Douglas Somerset
Puritan Board Freshman
I would be inclined to look for a spiritual explanation in place of Hong's linguistic one. He considers this possibility rather perfunctorily on p. 483 but then dismisses it, asserting that his theory is the "only" possible one. He is really considering the seven instances in David's prayer. Scripture was given to be profitable, and Divine names were not used without reason. Perhaps meditation on the prayer in its two forms would furnish a better answer.Jeremiah 10:10 is an interesting example. Hong probably doesn't reference it because on the standard reading it isn't an exemplar of the pairing "the LORD God". Grammatically, it certainly could be, as you suggest, though it could equally well not be. There is a similar phrase in 1 Kings 17:24, where the woman says to Elijah either "The word of the Lord in your mouth is truth" - in this case, most English translation opt for that choice, supporting your argument in Jer 10:10 - or "The word of the Lord is truly in your mouth". Both translations are possible, as they are in Jer 10:10. I'm not sure that John 14:6 helps as much as you think. If it is alluding to this verse (which it may well be), John 14:6 takes "living" from the second part and translates the adjective into a noun, "life". So it could equally easily be taking the adverb "truly" and turning it into the noun "truth". But I'm sympathetic to your reading, which is certainly how the Massoretes read it, as the earliest interpreters of the text.

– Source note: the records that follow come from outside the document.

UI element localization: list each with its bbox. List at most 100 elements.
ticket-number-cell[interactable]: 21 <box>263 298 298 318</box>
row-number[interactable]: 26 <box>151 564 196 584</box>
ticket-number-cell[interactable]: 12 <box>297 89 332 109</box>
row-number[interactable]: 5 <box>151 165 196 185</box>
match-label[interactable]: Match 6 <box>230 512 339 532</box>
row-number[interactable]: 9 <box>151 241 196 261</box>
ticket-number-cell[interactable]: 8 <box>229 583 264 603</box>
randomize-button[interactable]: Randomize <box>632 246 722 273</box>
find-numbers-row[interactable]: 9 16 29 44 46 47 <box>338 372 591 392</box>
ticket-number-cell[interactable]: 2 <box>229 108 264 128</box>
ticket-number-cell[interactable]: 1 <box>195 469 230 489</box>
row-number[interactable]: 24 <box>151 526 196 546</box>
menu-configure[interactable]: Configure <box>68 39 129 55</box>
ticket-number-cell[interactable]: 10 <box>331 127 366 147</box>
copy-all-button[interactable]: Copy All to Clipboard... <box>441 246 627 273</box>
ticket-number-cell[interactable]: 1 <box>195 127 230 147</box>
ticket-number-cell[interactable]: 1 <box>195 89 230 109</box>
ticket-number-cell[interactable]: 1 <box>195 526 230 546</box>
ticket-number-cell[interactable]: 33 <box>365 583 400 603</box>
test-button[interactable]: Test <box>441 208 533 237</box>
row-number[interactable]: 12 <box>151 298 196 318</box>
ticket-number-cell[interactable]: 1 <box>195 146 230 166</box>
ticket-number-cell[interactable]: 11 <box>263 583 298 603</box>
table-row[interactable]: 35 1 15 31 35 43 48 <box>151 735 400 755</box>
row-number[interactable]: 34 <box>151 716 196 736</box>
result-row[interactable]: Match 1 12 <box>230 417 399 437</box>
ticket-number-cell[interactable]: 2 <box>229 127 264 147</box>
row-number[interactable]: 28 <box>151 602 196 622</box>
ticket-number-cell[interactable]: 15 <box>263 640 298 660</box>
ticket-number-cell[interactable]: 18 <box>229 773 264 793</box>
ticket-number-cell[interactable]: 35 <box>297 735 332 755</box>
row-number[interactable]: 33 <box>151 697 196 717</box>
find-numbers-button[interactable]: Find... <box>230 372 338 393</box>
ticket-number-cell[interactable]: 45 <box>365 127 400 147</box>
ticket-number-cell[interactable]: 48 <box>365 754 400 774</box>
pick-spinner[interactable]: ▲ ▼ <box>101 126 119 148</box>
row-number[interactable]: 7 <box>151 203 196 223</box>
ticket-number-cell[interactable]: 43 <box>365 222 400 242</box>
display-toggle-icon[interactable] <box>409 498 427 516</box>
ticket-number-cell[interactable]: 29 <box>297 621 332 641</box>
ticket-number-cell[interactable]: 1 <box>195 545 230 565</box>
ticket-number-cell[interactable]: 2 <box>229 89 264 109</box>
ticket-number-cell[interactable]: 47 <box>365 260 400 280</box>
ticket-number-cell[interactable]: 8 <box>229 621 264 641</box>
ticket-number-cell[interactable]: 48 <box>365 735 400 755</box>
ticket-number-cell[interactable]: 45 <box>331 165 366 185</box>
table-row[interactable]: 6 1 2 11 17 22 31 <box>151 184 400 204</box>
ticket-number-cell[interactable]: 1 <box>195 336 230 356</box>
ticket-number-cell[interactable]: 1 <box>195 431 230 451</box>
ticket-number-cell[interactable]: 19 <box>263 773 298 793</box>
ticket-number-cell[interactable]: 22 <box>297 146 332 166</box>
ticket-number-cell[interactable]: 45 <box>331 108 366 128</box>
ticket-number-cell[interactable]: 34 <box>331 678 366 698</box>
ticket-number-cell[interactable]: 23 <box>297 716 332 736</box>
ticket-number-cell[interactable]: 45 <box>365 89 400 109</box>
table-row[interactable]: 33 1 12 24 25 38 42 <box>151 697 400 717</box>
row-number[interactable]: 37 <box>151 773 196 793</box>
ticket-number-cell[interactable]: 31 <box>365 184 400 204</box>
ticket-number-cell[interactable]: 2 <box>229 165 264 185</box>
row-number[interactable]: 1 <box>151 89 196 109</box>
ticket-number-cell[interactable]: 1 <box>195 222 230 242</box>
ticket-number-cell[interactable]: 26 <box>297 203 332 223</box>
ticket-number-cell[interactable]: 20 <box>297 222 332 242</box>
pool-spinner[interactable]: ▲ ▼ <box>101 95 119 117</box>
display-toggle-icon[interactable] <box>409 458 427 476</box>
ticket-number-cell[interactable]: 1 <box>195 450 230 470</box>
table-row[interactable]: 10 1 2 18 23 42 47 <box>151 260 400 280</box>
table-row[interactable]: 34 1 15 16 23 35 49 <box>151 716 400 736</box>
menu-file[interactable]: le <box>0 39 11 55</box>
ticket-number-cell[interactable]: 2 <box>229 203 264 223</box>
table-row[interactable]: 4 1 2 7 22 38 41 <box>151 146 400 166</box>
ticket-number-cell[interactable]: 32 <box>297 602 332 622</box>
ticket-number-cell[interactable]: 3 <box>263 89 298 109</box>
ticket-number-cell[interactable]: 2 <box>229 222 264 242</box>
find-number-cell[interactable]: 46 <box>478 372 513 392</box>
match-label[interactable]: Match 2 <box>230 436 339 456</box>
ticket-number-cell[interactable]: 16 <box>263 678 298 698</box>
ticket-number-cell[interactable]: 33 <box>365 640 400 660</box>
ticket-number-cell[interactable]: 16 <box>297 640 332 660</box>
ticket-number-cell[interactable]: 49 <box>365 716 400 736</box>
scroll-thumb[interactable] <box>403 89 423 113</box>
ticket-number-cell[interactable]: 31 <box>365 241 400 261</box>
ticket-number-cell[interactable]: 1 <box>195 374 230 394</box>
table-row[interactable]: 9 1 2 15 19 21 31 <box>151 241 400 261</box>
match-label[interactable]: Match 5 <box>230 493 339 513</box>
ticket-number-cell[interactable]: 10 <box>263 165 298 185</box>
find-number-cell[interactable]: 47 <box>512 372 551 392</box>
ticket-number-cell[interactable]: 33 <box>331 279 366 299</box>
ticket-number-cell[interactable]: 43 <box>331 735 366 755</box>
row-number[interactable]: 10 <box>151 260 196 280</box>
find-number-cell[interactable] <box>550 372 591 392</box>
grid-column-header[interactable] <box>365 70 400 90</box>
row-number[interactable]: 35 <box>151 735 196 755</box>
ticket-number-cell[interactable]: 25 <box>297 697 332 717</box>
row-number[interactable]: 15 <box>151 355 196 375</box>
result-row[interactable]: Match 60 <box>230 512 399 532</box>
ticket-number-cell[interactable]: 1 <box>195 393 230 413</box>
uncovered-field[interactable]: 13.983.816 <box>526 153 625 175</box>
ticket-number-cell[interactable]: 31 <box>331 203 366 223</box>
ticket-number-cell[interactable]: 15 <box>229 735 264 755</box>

I thought the central part of Hong's paper was the observation that the Chronicler never reproduces the form Adonai Yahweh from Samuel-Kings in any of its nine occurrences. The simplest explanation for changing that title on every occasion is that the Lord was already being read as Adonai, which makes it an odd combination. Instead, the Chronicler shows the same kind of variety that we find in the LXX, which suggests that it had not yet reached the settled convention of reading "Adonai Elohim" which we find from Aleppo onwards. Not a conclusive argument, to be sure, but an intriguing observation.